[CRITIQUE] TAXIDERMIE de György Pálfi

L’histoire d’une famille, sur trois générations, dans la Hongrie du XXe siècle.
Un aide de camp, souffre-douleur d’un capitaine, pendant la Seconde Guerre mondiale.
Un champion hors norme, sous l’ère communiste.
Un inquiétant taxidermiste à la recherche de l’immortalité, de nos jours.
Le destin marginal et atypique de ces trois hommes accompagne celui de leur pays…

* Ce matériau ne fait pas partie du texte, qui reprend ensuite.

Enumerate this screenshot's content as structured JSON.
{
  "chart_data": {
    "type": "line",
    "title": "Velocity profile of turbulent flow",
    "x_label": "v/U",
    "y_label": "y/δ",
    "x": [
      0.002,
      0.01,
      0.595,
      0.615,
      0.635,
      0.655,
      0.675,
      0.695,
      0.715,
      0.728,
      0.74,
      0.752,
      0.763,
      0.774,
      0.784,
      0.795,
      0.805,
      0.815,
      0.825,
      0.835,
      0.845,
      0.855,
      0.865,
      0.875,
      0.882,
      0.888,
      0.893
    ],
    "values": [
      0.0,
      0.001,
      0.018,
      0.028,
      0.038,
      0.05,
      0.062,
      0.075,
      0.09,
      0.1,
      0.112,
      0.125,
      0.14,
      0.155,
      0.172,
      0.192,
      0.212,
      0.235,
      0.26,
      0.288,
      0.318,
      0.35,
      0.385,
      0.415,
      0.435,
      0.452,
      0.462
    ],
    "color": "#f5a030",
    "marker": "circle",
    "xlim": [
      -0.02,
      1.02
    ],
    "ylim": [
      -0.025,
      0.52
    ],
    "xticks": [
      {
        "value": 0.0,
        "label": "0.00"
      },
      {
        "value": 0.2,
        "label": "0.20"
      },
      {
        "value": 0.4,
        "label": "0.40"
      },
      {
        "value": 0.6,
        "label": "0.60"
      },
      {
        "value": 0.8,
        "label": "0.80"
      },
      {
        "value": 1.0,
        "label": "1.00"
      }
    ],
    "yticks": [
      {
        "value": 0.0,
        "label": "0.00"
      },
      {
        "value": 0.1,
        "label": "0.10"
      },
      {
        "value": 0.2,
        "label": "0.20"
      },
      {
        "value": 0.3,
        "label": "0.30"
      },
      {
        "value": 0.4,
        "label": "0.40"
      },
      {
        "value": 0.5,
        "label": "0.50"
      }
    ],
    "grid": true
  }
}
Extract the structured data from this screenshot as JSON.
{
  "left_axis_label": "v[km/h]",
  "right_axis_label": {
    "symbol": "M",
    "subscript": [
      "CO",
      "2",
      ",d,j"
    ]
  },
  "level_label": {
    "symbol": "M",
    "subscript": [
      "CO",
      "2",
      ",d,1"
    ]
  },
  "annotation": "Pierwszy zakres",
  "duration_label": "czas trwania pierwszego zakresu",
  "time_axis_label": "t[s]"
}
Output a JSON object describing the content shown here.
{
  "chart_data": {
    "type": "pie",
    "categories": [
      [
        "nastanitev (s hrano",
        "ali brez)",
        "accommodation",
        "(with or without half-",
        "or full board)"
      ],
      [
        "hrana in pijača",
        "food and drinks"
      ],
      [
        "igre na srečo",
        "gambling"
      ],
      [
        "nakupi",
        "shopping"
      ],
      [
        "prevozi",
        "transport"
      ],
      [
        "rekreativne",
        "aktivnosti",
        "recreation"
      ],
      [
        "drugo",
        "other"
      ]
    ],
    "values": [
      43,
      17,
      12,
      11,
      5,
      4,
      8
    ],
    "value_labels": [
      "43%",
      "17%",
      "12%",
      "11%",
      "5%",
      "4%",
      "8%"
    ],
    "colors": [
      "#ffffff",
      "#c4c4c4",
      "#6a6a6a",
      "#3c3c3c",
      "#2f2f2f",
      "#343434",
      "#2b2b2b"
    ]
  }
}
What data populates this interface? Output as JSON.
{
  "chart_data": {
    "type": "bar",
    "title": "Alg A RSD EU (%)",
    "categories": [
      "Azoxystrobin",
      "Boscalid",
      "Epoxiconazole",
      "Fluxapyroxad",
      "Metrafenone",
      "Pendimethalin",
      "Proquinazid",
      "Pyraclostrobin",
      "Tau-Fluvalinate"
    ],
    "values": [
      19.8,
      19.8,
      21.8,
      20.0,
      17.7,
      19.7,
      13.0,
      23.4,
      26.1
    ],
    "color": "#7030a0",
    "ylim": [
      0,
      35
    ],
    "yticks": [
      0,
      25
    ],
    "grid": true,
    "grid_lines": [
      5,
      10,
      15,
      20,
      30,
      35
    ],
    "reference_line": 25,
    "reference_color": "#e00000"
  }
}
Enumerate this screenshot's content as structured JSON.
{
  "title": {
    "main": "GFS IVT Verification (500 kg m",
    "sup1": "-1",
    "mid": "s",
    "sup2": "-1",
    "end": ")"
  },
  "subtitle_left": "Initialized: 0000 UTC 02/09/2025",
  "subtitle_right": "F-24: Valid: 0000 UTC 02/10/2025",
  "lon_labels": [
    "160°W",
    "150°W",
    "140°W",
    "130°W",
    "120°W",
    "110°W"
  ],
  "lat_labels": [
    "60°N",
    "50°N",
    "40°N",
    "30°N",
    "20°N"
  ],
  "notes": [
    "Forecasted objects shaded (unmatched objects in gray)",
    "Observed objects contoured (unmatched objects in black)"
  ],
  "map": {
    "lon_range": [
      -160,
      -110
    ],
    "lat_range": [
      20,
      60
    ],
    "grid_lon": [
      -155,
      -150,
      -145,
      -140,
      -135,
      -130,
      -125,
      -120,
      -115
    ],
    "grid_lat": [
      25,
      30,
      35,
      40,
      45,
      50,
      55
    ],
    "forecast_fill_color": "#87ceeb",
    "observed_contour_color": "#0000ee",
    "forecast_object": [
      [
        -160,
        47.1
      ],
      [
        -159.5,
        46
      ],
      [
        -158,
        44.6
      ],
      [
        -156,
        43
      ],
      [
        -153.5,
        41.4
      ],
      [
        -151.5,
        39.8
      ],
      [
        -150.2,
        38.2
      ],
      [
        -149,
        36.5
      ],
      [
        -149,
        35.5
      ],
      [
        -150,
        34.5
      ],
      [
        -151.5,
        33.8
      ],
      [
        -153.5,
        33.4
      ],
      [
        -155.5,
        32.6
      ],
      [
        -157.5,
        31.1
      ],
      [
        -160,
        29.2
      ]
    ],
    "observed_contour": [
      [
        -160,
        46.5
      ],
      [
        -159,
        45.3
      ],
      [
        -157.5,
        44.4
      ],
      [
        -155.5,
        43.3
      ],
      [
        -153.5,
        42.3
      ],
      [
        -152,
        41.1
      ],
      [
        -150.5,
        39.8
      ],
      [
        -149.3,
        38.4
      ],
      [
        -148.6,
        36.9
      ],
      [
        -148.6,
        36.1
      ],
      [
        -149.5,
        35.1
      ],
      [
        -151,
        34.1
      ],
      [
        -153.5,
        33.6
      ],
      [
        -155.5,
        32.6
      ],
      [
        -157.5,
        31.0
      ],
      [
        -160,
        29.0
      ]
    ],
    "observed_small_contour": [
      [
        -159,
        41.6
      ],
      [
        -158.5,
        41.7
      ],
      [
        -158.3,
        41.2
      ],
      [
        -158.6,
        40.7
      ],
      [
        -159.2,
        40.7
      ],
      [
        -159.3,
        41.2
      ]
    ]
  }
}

Dans le cochon, tout est bon (ou presque). Dans Taxidermie, où la figure de l’animal est omniprésente pour accentuer le parcours de l’humanité à la bestialité, pareil. On y montre de tout : un pénis picoré par un coq, une scène d’amour zoophile, des éviscérations. Dit comme ça, on a l’impression de lire un petit inventaire des horreurs qui évoque le Matthew Barney des mauvais jours. Heureusement, loin de se résumer à de la trasherie qui se satisfait du scandale qu’il cherche à déclencher, le film dévoile une vitalité et une drôlerie très contagieuses. Et accessoirement, une vraie narration avec des enjeux dramatiques profonds.
Tout d’abord, il y a une vraie intelligence dans ce cinéma. Dans cette envie de proposer au spectateur ce qu’il n’a pas l’habitude de voir. Cet objet filmique sulfureux, décomplexé et singulier, possède tout ce que le cinéphile azimuté recherche. Sa découverte est rafraîchissante et revigorante. Essentiellement parce que son goût pour la transgression a du bon. Fragmenté en trois actes, Taxidermie est un long tableau disparate dans lequel des intrigues secondaires s’agitent et se cognent au fil conducteur (l’histoire d’un grand-père, d’un père et d’un fils).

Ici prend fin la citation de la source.